Potts knew from his experience that there was far more to designing an electronic system than simply laying out the PCB grid. He also realized, perhaps ahead of his peers, that developing an advanced electronic product was a collaborative team effort. Not only does a customer design team need high levels of productivity and the ability to handle the most advanced technologies in the PCB design process, but also (as Potts theorized early on) that the customers would need to implement concurrency and co-design among the entire systems development parts: PCB, IC/Package, FPGA, MCAD, procurement and manufacturing. Note that these “C” terms: collaboration, co-design, concurrency ... were seldom found in the vocabularies of EDA executives at the Millennium.
Potts also patiently set about gradually persuading Mentor’s top management that offering PCB systems design software was a very good business to pursue and should not be treated as a “cash cow”, but rather that it should be and must be suitably supported with substantial R&D and strategic acquisitions. Bravo!

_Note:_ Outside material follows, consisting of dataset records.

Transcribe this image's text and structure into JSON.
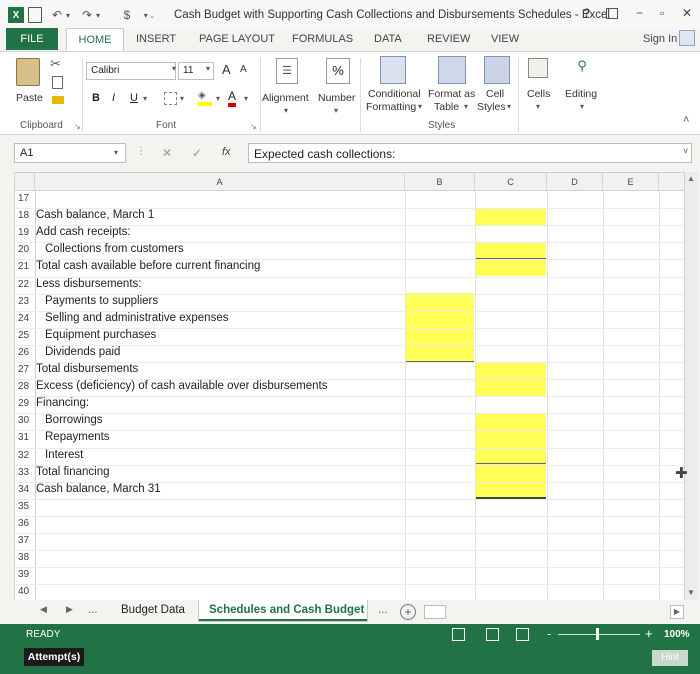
{
  "app": {
    "title": "Cash Budget with Supporting Cash Collections and Disbursements Schedules - Excel",
    "help": "?",
    "sign_in": "Sign In"
  },
  "ribbon_tabs": [
    "FILE",
    "HOME",
    "INSERT",
    "PAGE LAYOUT",
    "FORMULAS",
    "DATA",
    "REVIEW",
    "VIEW"
  ],
  "ribbon": {
    "paste": "Paste",
    "clipboard": "Clipboard",
    "font_name": "Calibri",
    "font_size": "11",
    "grow_font": "A",
    "shrink_font": "A",
    "bold": "B",
    "italic": "I",
    "underline": "U",
    "font_color": "A",
    "font_group": "Font",
    "alignment": "Alignment",
    "number": "Number",
    "percent": "%",
    "conditional": "Conditional",
    "formatting": "Formatting",
    "format_as": "Format as",
    "table": "Table",
    "cell": "Cell",
    "styles_btn": "Styles",
    "styles_group": "Styles",
    "cells": "Cells",
    "editing": "Editing"
  },
  "formula_bar": {
    "name_box": "A1",
    "cancel": "✕",
    "enter": "✓",
    "fx": "fx",
    "formula": "Expected cash collections:"
  },
  "grid": {
    "columns": [
      "A",
      "B",
      "C",
      "D",
      "E"
    ],
    "rows": [
      {
        "num": "17",
        "text": ""
      },
      {
        "num": "18",
        "text": "Cash balance, March 1"
      },
      {
        "num": "19",
        "text": "Add cash receipts:"
      },
      {
        "num": "20",
        "text": "Collections from customers"
      },
      {
        "num": "21",
        "text": "Total cash available before current financing"
      },
      {
        "num": "22",
        "text": "Less disbursements:"
      },
      {
        "num": "23",
        "text": "Payments to suppliers"
      },
      {
        "num": "24",
        "text": "Selling and administrative expenses"
      },
      {
        "num": "25",
        "text": "Equipment purchases"
      },
      {
        "num": "26",
        "text": "Dividends paid"
      },
      {
        "num": "27",
        "text": "Total disbursements"
      },
      {
        "num": "28",
        "text": "Excess (deficiency) of cash available over disbursements"
      },
      {
        "num": "29",
        "text": "Financing:"
      },
      {
        "num": "30",
        "text": "Borrowings"
      },
      {
        "num": "31",
        "text": "Repayments"
      },
      {
        "num": "32",
        "text": "Interest"
      },
      {
        "num": "33",
        "text": "Total financing"
      },
      {
        "num": "34",
        "text": "Cash balance, March 31"
      },
      {
        "num": "35",
        "text": ""
      },
      {
        "num": "36",
        "text": ""
      },
      {
        "num": "37",
        "text": ""
      },
      {
        "num": "38",
        "text": ""
      },
      {
        "num": "39",
        "text": ""
      },
      {
        "num": "40",
        "text": ""
      }
    ]
  },
  "sheet_tabs": {
    "more_left": "...",
    "tab1": "Budget Data",
    "tab2": "Schedules and Cash Budget",
    "more_right": "...",
    "add": "+"
  },
  "status": {
    "ready": "READY",
    "zoom_minus": "-",
    "zoom_plus": "+",
    "zoom": "100%",
    "attempts": "Attempt(s)",
    "hint": "Hint"
  },
  "colors": {
    "excel_green": "#217346",
    "input_yellow": "#ffff55"
  }
}
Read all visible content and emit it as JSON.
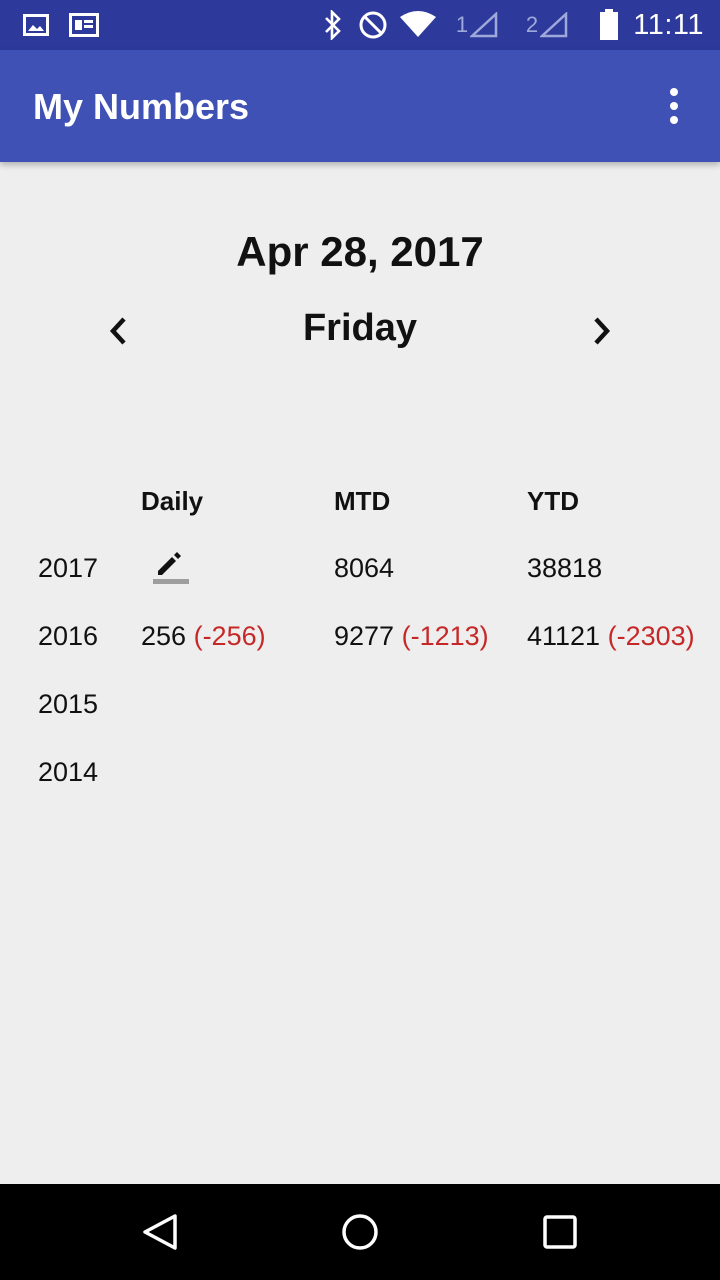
{
  "status_bar": {
    "time": "11:11",
    "sim1_label": "1",
    "sim2_label": "2",
    "icons": [
      "image-icon",
      "news-icon",
      "bluetooth-icon",
      "do-not-disturb-icon",
      "wifi-icon",
      "signal-icon",
      "battery-icon"
    ]
  },
  "app_bar": {
    "title": "My Numbers",
    "overflow_icon": "more-vert-icon"
  },
  "date": {
    "full": "Apr 28, 2017",
    "weekday": "Friday",
    "prev_icon": "chevron-left-icon",
    "next_icon": "chevron-right-icon"
  },
  "table": {
    "columns": [
      "Daily",
      "MTD",
      "YTD"
    ],
    "rows": [
      {
        "year": "2017",
        "daily": null,
        "daily_icon": "edit-icon",
        "mtd": "8064",
        "mtd_diff": "",
        "ytd": "38818",
        "ytd_diff": ""
      },
      {
        "year": "2016",
        "daily": "256",
        "daily_diff": "(-256)",
        "mtd": "9277",
        "mtd_diff": "(-1213)",
        "ytd": "41121",
        "ytd_diff": "(-2303)"
      },
      {
        "year": "2015"
      },
      {
        "year": "2014"
      }
    ],
    "negative_color": "#c62828"
  },
  "colors": {
    "status_bar": "#2d3a9c",
    "app_bar": "#3f51b5",
    "background": "#eeeeee"
  },
  "nav_bar": {
    "icons": [
      "back-icon",
      "home-icon",
      "recents-icon"
    ]
  }
}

But first things first. As the new person in charge, Potts had inherited a PCB product line whose key component (the interactive and autorouting technology) was then owned by an arch rival. According to an article by Richard Goering of EE|Times dated November 2, 1999, Potts said at the time, “By not having the ability to offer one continuous flow, we were not able to satisfy all the requirements of our customers.”